À la veille d’une marche citoyenne annoncée pour ce 2 janvier 2026 à Goma, le ministre de la Communication et Médias, Patrick Muyaya, également porte-parole du gouvernement de la République démocratique du Congo, a livré une déclaration ferme dénonçant ce qu’il qualifie de « gouvernance par crimes » imposée aux populations vivant dans les zones sous occupation.
Selon le ministre, la population de Goma a été confrontée à des intimidations, des arrestations arbitraires et à des mesures de répression préventive, visant à empêcher toute forme d’expression pacifique.

« Ces pratiques graves et répétées ont instauré un climat de terreur au sein de la population civile », a-t-il déclaré.
Patrick Muyaya a également évoqué la situation préoccupante dans la cité de Sake, où plusieurs jeunes seraient portés disparus après avoir participé, en décembre dernier, à une marche contre l’occupation rwandaise.
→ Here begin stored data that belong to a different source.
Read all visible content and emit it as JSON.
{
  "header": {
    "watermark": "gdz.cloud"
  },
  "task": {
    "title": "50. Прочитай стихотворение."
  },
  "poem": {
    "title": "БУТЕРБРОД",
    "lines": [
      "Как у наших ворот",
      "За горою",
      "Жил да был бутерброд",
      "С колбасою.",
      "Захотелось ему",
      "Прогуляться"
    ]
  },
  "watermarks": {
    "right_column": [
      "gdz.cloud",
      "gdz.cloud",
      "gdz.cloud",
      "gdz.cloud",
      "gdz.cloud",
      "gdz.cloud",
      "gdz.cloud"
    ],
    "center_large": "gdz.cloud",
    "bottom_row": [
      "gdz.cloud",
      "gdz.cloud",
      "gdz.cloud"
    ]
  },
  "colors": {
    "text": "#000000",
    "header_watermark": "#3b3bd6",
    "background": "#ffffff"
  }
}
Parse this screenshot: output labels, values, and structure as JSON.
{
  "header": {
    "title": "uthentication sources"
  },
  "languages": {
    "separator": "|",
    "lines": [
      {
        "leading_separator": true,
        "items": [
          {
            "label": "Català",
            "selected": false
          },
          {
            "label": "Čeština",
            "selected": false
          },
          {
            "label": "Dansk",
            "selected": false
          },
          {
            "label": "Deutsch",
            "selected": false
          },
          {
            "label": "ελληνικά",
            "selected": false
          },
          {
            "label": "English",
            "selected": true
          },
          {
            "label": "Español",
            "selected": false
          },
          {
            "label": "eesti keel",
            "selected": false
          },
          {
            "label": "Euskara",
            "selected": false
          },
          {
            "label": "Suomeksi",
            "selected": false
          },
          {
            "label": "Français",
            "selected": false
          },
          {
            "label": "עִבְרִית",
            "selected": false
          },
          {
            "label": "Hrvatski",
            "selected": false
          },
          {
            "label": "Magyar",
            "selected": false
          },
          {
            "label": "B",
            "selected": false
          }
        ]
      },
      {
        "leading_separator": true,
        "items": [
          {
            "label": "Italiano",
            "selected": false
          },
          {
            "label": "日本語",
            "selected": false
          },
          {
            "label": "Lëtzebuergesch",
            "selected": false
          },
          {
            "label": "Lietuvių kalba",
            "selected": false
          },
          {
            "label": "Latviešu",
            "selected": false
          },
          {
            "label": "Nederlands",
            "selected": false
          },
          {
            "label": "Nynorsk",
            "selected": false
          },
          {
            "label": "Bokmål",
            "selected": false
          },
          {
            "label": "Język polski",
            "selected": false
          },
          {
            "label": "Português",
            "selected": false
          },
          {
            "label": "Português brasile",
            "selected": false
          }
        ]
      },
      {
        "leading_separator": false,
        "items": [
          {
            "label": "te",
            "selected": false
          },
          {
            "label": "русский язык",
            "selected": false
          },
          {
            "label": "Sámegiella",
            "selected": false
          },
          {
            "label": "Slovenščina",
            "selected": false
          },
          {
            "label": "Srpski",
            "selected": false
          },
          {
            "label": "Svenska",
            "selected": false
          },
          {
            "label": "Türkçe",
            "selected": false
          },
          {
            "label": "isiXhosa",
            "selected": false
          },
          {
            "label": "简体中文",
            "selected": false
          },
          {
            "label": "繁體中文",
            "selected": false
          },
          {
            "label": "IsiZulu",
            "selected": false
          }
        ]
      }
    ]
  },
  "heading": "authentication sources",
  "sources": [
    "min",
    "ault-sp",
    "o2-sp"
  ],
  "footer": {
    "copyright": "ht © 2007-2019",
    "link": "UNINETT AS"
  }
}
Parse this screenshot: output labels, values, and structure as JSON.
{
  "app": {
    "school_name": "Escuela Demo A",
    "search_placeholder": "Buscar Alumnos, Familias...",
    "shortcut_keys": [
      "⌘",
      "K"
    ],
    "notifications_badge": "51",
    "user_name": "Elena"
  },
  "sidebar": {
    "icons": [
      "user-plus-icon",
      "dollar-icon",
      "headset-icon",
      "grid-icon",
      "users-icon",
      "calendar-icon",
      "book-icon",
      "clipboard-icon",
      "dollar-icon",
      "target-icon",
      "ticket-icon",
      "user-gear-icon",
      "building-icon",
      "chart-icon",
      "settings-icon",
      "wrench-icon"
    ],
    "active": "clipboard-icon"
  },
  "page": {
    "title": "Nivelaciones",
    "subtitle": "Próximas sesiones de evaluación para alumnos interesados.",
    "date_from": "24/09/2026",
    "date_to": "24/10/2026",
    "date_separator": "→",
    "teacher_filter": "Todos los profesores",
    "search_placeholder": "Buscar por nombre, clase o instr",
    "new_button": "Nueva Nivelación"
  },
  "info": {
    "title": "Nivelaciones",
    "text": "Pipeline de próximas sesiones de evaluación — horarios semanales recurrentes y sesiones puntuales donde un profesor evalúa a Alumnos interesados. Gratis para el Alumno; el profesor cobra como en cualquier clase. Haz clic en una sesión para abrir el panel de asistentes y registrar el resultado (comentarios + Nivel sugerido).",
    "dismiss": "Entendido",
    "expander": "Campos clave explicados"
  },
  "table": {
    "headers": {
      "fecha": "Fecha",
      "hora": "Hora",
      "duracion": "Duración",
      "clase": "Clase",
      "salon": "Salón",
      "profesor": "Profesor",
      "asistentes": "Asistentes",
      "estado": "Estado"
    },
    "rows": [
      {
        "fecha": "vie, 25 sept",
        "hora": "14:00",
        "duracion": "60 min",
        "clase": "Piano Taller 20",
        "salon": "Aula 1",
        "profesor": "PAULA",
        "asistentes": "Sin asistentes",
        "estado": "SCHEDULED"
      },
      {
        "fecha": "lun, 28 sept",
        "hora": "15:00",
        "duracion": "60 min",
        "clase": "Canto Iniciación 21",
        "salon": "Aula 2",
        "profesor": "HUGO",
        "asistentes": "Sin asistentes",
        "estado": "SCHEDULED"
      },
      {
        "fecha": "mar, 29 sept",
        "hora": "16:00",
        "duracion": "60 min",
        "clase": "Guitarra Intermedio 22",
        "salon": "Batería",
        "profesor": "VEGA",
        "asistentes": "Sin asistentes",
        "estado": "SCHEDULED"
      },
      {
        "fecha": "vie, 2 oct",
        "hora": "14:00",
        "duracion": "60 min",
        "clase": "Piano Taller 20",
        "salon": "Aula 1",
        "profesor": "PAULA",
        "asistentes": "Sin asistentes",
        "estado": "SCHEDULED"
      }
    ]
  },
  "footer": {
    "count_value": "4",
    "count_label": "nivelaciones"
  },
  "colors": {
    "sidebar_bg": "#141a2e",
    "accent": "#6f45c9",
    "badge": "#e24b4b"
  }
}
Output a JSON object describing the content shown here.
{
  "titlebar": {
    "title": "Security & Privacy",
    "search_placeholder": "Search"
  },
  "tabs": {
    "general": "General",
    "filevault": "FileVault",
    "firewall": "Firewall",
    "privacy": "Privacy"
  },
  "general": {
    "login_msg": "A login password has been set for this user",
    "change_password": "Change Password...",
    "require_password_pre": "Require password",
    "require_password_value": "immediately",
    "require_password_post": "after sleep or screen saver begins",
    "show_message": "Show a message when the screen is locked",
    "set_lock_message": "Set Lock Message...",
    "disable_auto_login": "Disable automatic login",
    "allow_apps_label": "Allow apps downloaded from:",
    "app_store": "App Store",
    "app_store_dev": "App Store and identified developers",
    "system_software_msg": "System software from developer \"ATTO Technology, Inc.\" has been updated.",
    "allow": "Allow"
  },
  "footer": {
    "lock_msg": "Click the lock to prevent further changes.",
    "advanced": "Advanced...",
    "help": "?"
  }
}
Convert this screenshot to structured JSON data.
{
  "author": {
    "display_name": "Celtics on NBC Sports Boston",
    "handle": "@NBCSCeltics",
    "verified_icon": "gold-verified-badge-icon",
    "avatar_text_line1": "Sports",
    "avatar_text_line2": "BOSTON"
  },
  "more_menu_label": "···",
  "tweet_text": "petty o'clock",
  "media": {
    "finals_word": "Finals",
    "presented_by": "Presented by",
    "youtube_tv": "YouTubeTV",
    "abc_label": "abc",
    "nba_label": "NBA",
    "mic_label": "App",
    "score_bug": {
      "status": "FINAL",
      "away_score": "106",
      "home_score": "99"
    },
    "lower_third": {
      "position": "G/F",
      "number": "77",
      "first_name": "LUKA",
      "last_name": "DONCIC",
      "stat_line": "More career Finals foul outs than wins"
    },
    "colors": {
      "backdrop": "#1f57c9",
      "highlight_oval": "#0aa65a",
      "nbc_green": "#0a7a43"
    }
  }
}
Des faits qui, selon lui, illustrent la brutalité exercée contre des citoyens congolais exprimant pacifiquement leur opposition.

Pour le porte-parole du gouvernement, ces événements confirment une réalité sans équivoque : le rejet total par le peuple congolais de l’occupation rwandaise.
« Notre peuple est lassé des exactions, des tortures et des massacres », a-t-il martelé, soulignant que la répression ne fera que renforcer la détermination des populations concernées.
Au nom du gouvernement, Patrick Muyaya a exprimé la solidarité nationale envers les victimes de ces actes répressifs et envers l’ensemble des civils vivant « sous le joug de l’ennemi ». Il a salué la résilience des populations qui, malgré les menaces, continuent de faire entendre leur voix.
« Malgré la répression, notre brave population s’exprime, elle résiste et continuera de le faire dans toutes les parties occupées jusqu’au retrait du dernier militaire rwandais de notre territoire », a-t-il affirmé, rejetant toute tentative d’exportation en RDC des méthodes de répression attribuées au Rwanda et au mouvement armé M23.

Pour Patrick Muyaya, la coercition ne saurait fonder une quelconque légitimité.
« La contrainte ne créera jamais ni légitimité ni adhésion », a-t-il conclu, réitérant l’attachement du gouvernement à la souveraineté nationale et à la défense de l’intégrité territoriale.
Dans un ton mobilisateur, le ministre a appelé à l’unité et à la résistance du peuple congolais, réaffirmant les mots d’ordre : « Quittez notre territoire », « Congolais, Telema » et « Tout pour la Patrie ».